Il calcio inglese è sempre stato affascinante e molto appetibile per gli investitori, che negli ultimi anni hanno visto aumentare il numero di squadre che a fine stagione riescono a chiudere in attivo (dal 2014 lo hanno fatto tra il 60 e il 75% delle società militanti in Premier League, nonostante le spese ingenti). Per il triennio 2016-2019 è stata stanziata la somma di 5,17 miliardi di sterline, vale a dire quasi 6 miliardi di euro al cambio attuale (cifra equivalente al fatturato annuo della Pirelli), per i diritti televisivi della Premier League, che vengono distribuiti per il 50% in parti uguali alle venti squadre del massimo campionato inglese, per il 25% in base ai risultati sportivi e per il rimanente 25% a seconda del numero di partite trasmesse. Ad oggi si possono vedere 168 partite su 380 complessive (nel 2015 ne venivano
mandate in onda 154), quindi i potenziali ricavi dai diritti televisivi hanno ancora ampi margini di crescita.
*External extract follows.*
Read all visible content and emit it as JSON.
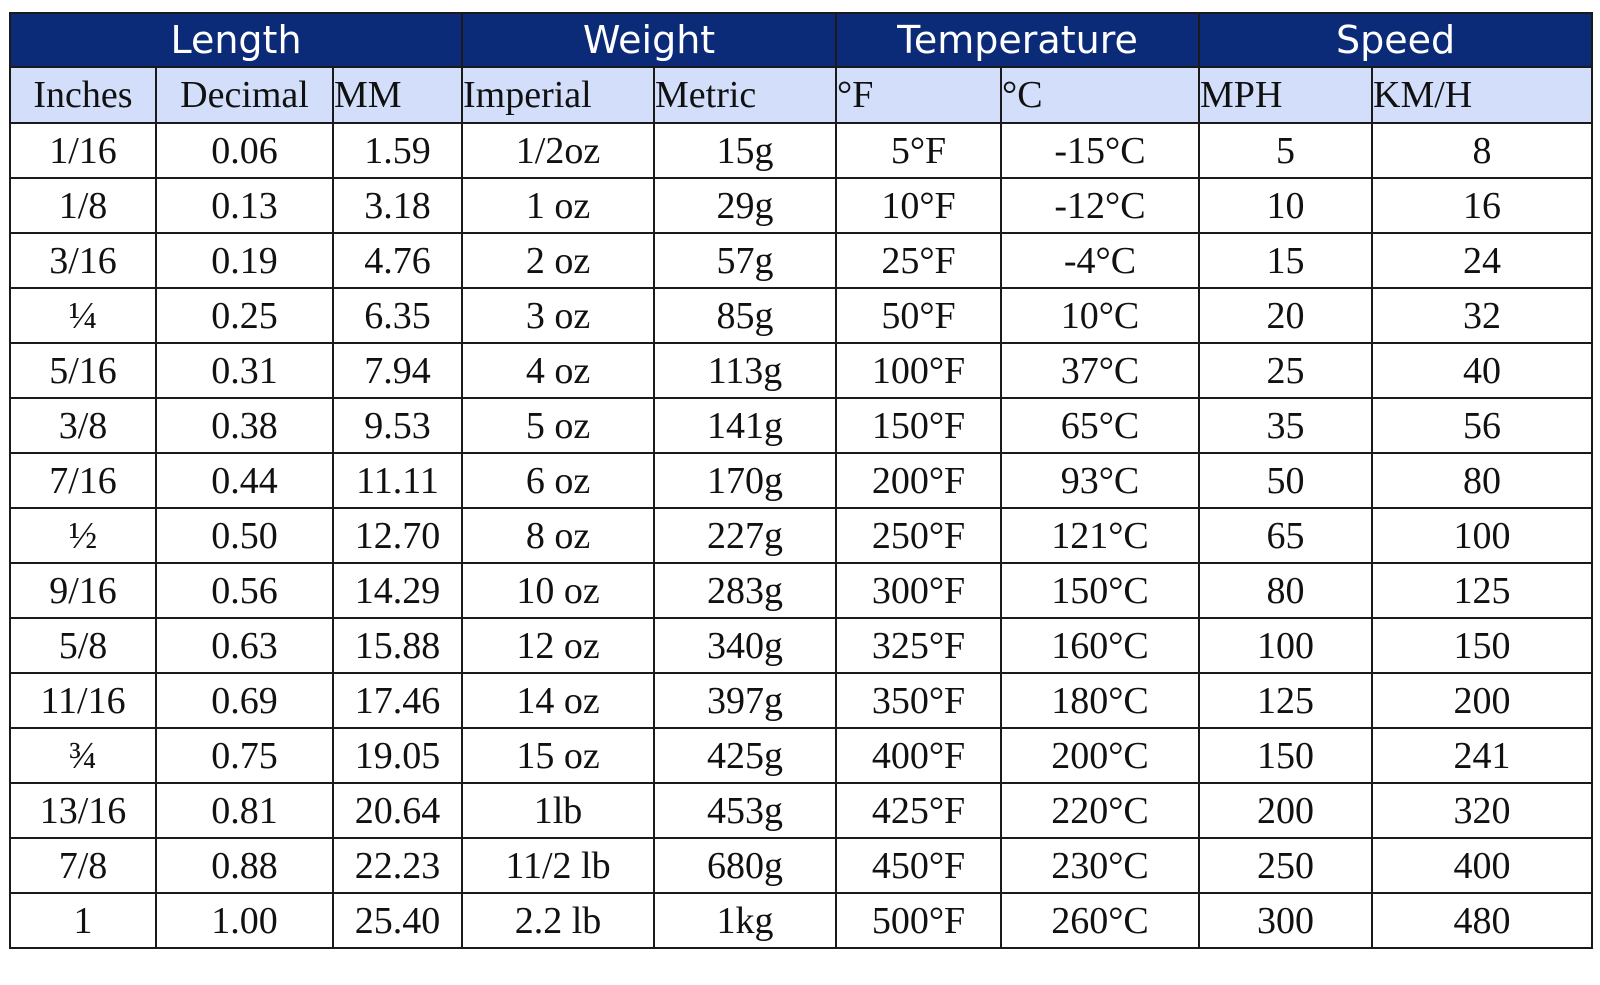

Rispetto alla Premier League, che complessivamente fattura tra i 5 e i 6 miliardi all’anno e che è riuscita a raddoppiare il fatturato nel giro di quattro anni (nel 2012/13 aveva un fatturato di circa 3 miliardi), gli altri campionati crescono meno: la Germania si stanzia al secondo posto con poco più della metà del fatturato, a seguire il campionato spagnolo. La Serie A sta perdendo terreno rispetto alle prime tre a causa di un pessimo piano industriale: si punta tutto sui diritti televisivi e poco sugli stadi di proprietà e sulla crescita dei brand, ad eccezione della Juventus, la quale sembra abbia intrapreso il modello organizzativo tedesco, il modello commerciale ispirandosi a quello spagnolo e la gestione dello stadio all’inglese. A parte questa eccezione, poche altre squadre italiane si muovono in tale direzione. Nel medio periodo questo potrebbe renderci sempre meno competitivi sui palcoscenici internazionali, eppure sarebbe un grosso peccato non trarre benefici da questa miniera d’oro che tanto piace a Zuckerberg.